Millions of children worldwide are "left behind" at home communities as their parents migrate away for work. Parents' labor migration increases household income but decreases parental care, thereby exerting mixed influences on child development outcomes like educational attainment. To what extent do different arrangements of parental migration affect children's educational performance in the short term?
You can reproduce the results of my master's thesis using R with this replication package.
My thesis uses the data from China Education Panel Survey (CEPS), including both wave 1 and wave 2. The data is subject to a redistribution restriction, but it is freely available from Chinese National Survey Data Archive (registration required). The website is only in Chinese; You can use Google translate to navigate.
Below are the links to CEPS datasets and documentations:
-
Wave 1 baseline To download datasets, click links #20
Student Dataand #21Parent Data. To download questionnaires, click links #13Student Questionnaire for Grade 7and #12Parent Questionnaire for Grade 7. -
Wave 2 follow-up To download datasets, click links #17
学生问卷数据(英文)and #18家长问卷数据(英文). To download questionnaires, click links #6学生问卷(英文)and #7家长问卷(英文).
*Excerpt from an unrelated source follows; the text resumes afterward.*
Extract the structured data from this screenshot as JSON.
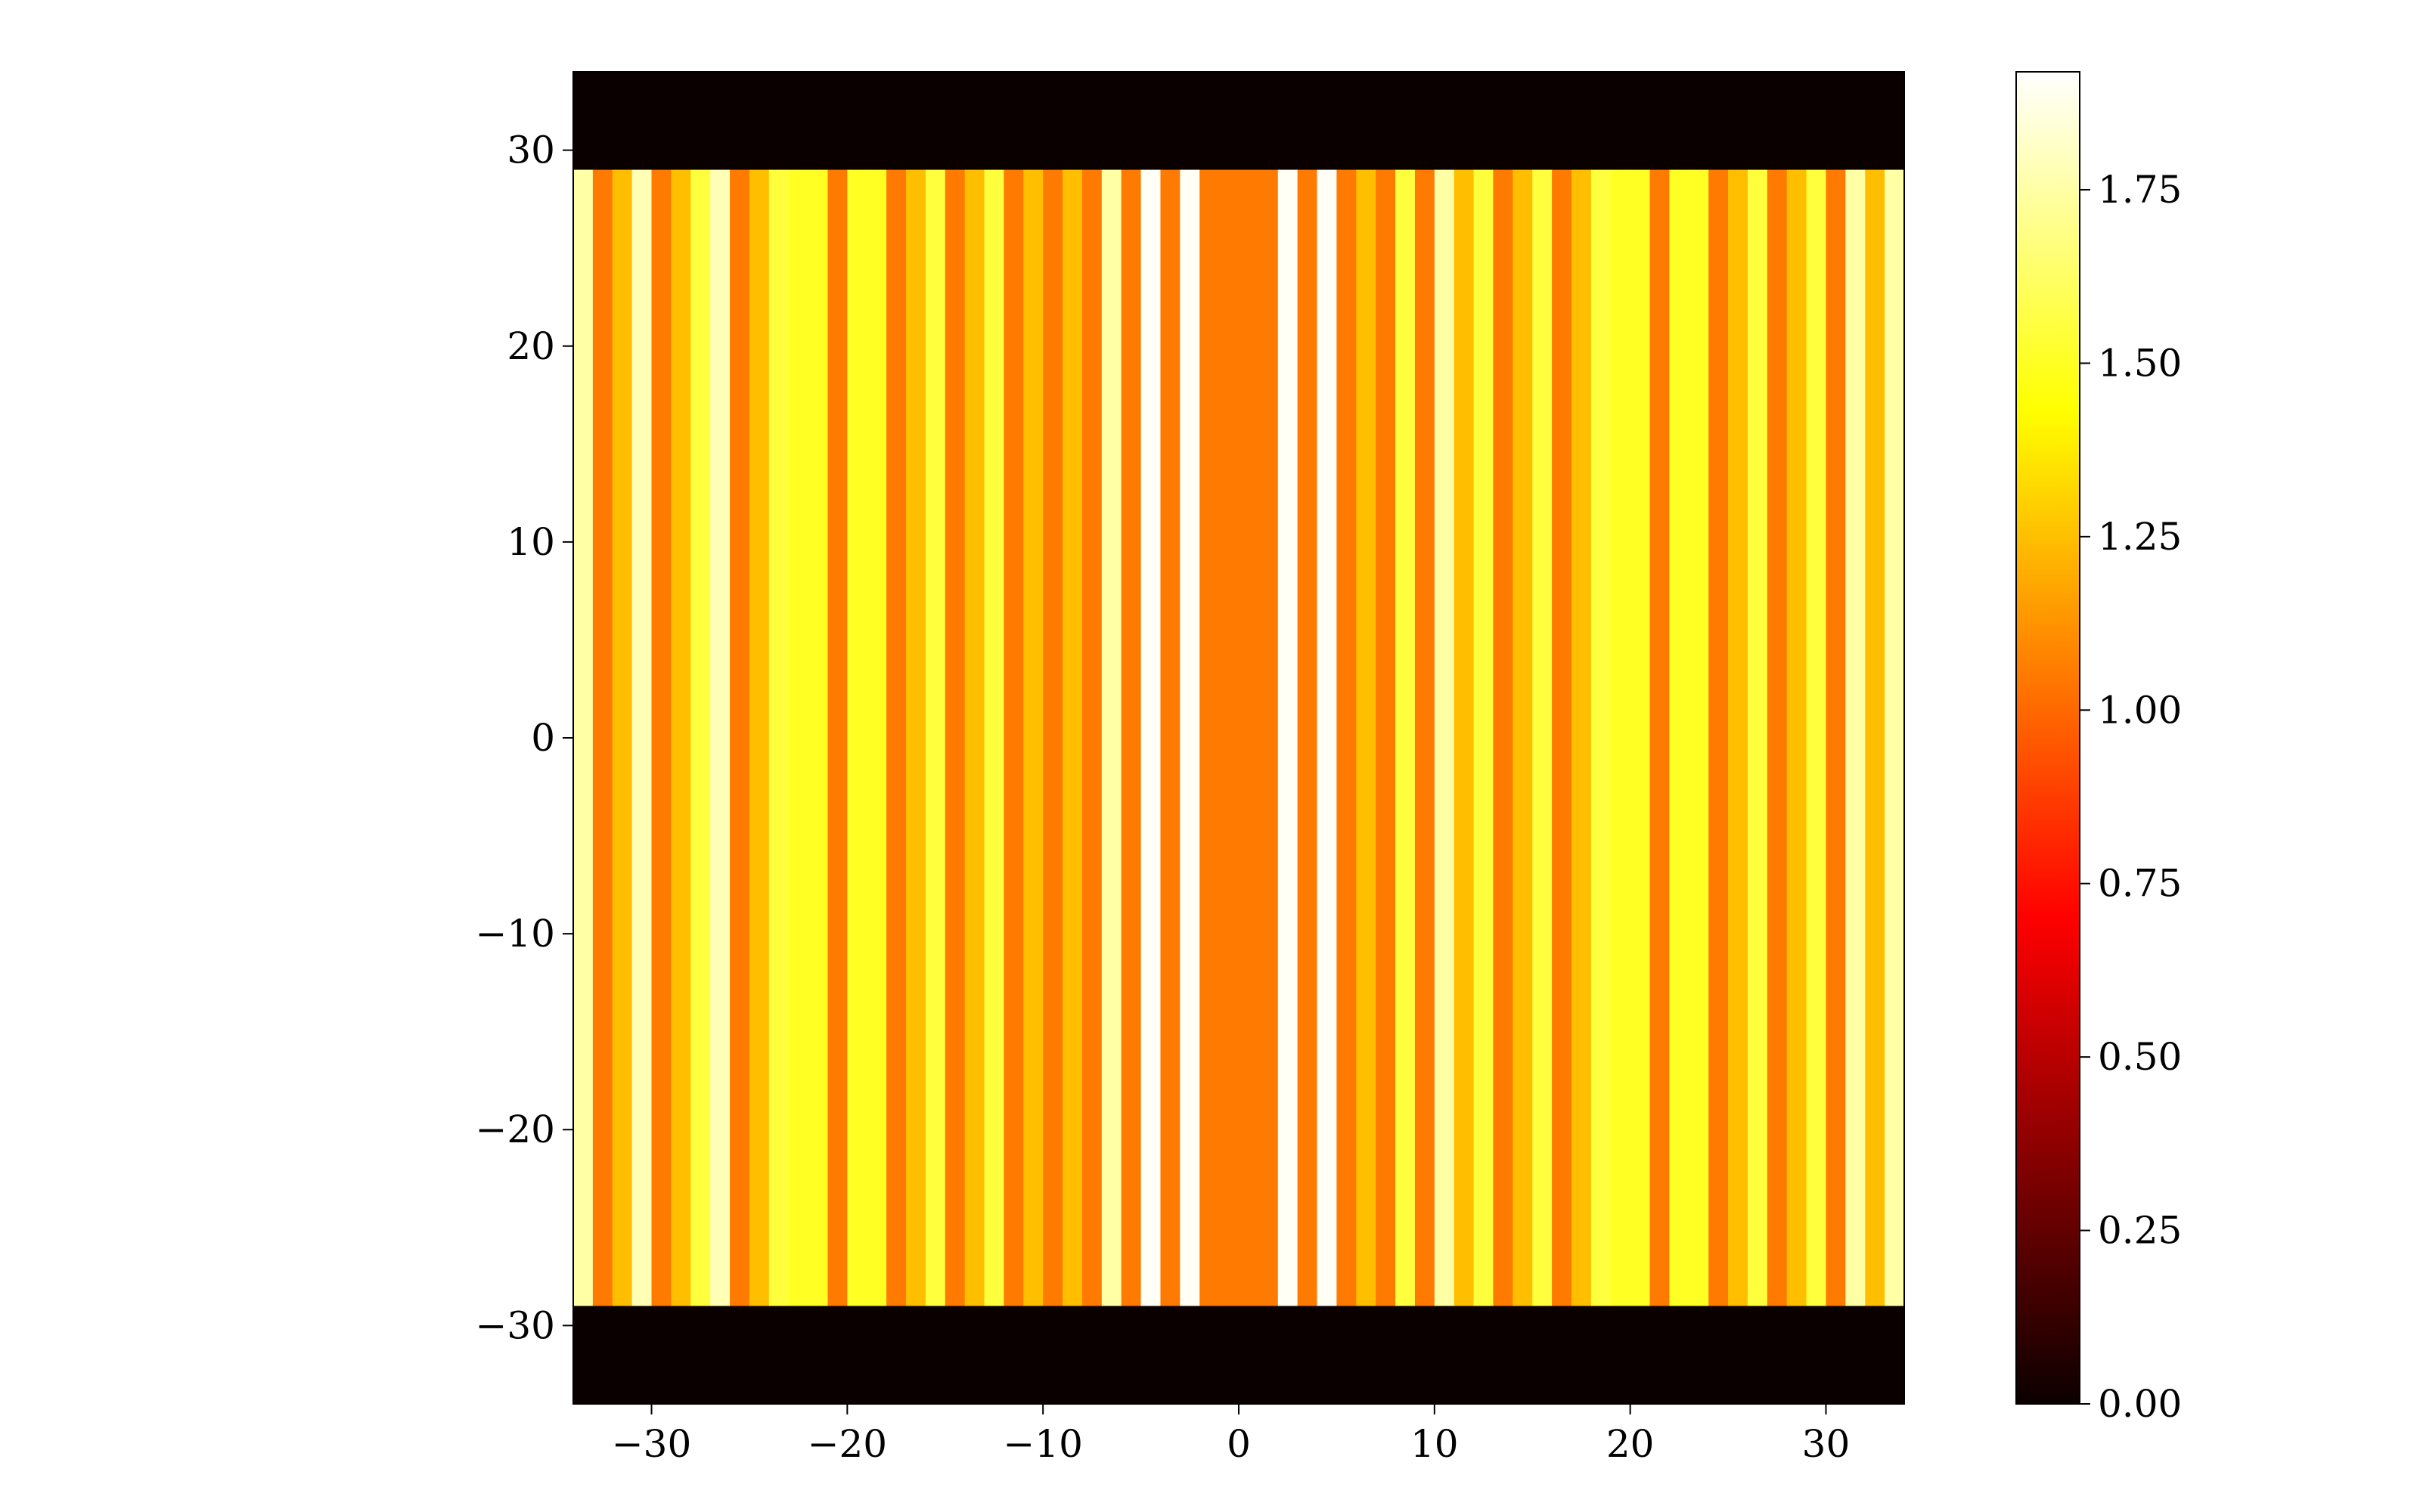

- I certify that the author of the manuscript has legitimate access to and permission to use the data.
- All data are publicly available.
| Data files | Source | Notes | Provided |
|---|---|---|---|
cepsw1studentEN.dta, cepsw2studentEN.dta, cepsw1parentEN.dta, cepsw2parentEN.dta |
CEPS | As per terms of use | Yes (through external site) |
I adopt R (version 4.3.0) for all the analyses. This involves the following packages:
tidyverse (version 2.0.0) and haven (version 2.5.2) for data cleaning; fixest (version 0.11.1) for econometric modeling; MatchIt (version 4.5.3) and cobalt (version 4.5.1) for matching; modelsummary (version 1.4.0), vtable (version 1.4.4), and kableExtra (version 1.3.4) for presenting the results; and papaja (version 0.1.1) for typesetting.
It takes a few minutes to reproduce the analyses on a standard 2022 desktop machine. The code was last run on a Windows 11 laptop with a 4-core Intel processor.
Download the data files referenced above. Then store them in the folder analysis/, in the format that you download them in. The script is provided in the same folder. Run analysis/Gu-thesis-script.Rmd to execute all steps in sequence.
The provided code reproduces
- All numbers provided in text in the paper
- All tables and figures in the paper
To remake a table or figure, you can locate the specific R chunk by its title. The chunk title corresponds to the Figure/Table numbering in the thesis.